We all strive for safety, prosperity, comfort, long life, and dullness. The deer strives with his supple legs, the cowman with trap and poison, the statesman with pen, the most of us with machines, votes, and dollars, but it all comes to the same thing: peace in our time. A measure of success in this is all well enough, and perhaps is a requisite to objective thinking, but too much safety seems to yield only danger in the long run. Perhaps this is behind Thoreau’s dictum: In wildness is the salvation of the world.
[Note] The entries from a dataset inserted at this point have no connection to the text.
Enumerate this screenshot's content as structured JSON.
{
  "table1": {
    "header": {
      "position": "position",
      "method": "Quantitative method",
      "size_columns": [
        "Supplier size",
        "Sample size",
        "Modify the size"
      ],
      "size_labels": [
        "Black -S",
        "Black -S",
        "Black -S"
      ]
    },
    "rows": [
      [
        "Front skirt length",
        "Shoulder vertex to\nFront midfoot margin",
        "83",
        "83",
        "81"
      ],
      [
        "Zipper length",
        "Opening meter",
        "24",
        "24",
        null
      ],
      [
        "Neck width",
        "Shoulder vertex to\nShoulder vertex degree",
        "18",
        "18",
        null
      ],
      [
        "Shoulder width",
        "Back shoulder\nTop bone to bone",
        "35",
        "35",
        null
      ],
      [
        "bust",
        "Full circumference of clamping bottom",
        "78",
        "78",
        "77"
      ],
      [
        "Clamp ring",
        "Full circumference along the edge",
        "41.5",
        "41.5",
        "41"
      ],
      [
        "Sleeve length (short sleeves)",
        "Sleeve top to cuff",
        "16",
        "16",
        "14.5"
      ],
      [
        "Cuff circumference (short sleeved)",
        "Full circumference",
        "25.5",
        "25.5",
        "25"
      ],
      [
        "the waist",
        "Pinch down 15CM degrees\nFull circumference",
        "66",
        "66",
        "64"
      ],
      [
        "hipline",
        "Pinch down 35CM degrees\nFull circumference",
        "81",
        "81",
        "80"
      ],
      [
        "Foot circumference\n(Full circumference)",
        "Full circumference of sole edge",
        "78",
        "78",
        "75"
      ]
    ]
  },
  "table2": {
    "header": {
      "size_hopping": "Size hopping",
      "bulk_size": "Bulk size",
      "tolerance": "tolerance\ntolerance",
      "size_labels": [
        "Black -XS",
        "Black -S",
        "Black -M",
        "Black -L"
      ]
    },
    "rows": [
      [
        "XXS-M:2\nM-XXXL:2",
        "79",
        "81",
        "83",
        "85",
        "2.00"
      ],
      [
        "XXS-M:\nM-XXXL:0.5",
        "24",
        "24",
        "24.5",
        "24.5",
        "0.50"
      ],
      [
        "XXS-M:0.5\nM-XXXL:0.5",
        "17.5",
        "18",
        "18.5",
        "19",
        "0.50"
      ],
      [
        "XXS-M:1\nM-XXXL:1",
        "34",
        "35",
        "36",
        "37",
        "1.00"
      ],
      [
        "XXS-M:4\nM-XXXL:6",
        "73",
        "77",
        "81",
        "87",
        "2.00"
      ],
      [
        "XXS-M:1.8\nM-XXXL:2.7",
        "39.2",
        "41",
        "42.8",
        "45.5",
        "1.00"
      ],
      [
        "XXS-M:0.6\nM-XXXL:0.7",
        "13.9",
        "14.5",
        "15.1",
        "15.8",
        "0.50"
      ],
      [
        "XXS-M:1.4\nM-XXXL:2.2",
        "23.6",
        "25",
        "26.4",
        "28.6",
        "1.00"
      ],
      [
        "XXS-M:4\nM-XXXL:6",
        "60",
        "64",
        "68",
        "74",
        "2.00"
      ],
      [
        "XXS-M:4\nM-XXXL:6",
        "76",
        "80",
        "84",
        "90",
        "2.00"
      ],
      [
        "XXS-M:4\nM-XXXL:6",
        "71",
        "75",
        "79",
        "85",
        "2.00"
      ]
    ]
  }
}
Perhaps this is the hidden meaning in the howl of the wolf, long known among mountains, but seldom perceived among men.
Escudilla
Life in Arizona was bounded under foot by grama grass, overhead by sky, and on the horizon by Escudilla.
To the north of the mountain you rode on honey-colored plains. Look up anywhere, any time, and you saw Escudilla.
To the east you rode over a confusion of wooded mesas. Each hollow seemed its own small world, soaked in sun, fragrant with juniper, and cozy with the chatter of piñon jays. But top out on a ridge and you at once became a speck in an immensity. On its edge hung Escudilla.
To the south lay the tangled canyons of Blue River, full of whitetails, wild turkeys, and wilder cattle. When you missed a saucy buck waving his goodbye over the skyline, and looked down your sights to wonder why, you looked at a far blue mountain: Escudilla.